Notre Dame students will be returning to campus at the start of February for the second semester of the 2020-2021 academic year. Today the university announced its COVID-19 protocols in anticipation of the arrival of the students. 

(You can read more in the release below.) 

With the return of some 9,000 students to campus this weekend for the start of the second semester Wednesday (Feb. 3), the University of Notre Dame has made extensive plans to address and help minimize COVID-19 cases.

Every undergraduate and professional school student will be tested on a weekly basis this semester, and the University will offer and is encouraging surveillance testing to all faculty, staff, graduate students and postdoctoral students who are regularly on campus. The goal of surveillance testing is to identify asymptomatic and pre-symptomatic people before they spread the virus.

When there is concern about a possible pattern of contagion — for example, on the floor of a residence hall — the University is reserving test capacity as part of a supplemental testing strategy.

In advance of the weekly testing, undergraduate and professional school students must schedule and complete a pre-matriculation test at the University Testing Center.

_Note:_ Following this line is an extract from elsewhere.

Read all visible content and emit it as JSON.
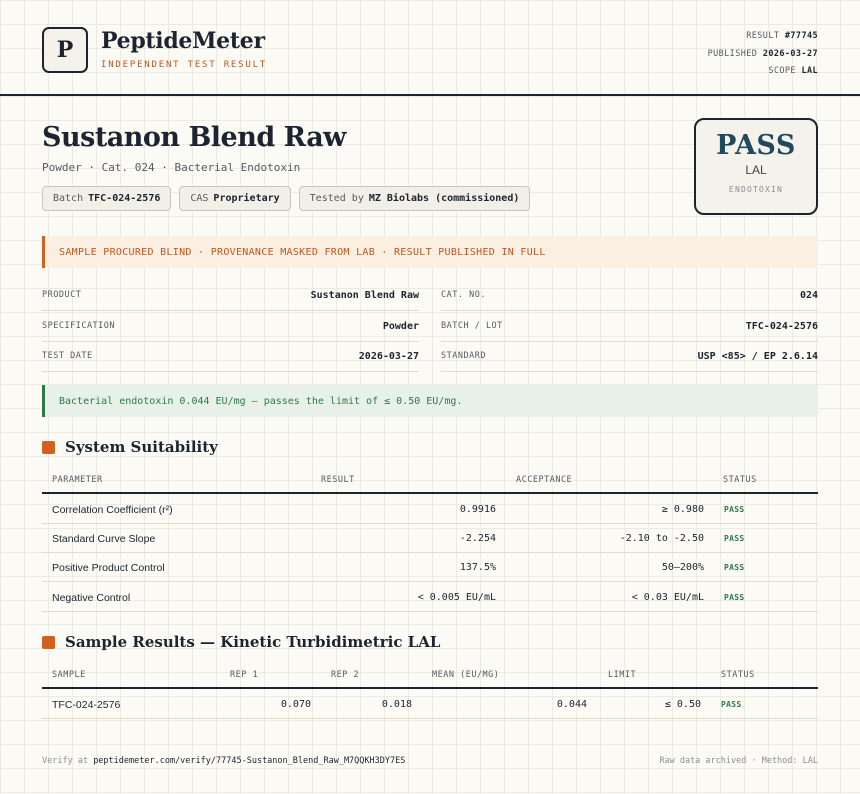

They are expected to avoid contact with others until they receive their test result.

Notre Dame undergraduate and professional school students also will be expected to abide by a new Campus Compact that clarifies and formalizes expectations for compliance with health and safety protocols, and outlines repercussions for failing to do so — up to and including suspension for the semester.

The University also has arranged for an adequate number of rooms on and off campus for isolating and quarantining students who test positive or who have had close contact with someone with the virus. Notre Dame also will deploy the equivalent of 12 full-time employees to comprehensively manage contact tracing. 

The University is hopeful that the enhanced testing, Campus Compact and the many continuing measures that were implemented last semester — including face mask requirements, classrooms with proper social distancing, limits on gatherings and visitors, and dining hall modifications — will keep the campus and broader communities safe.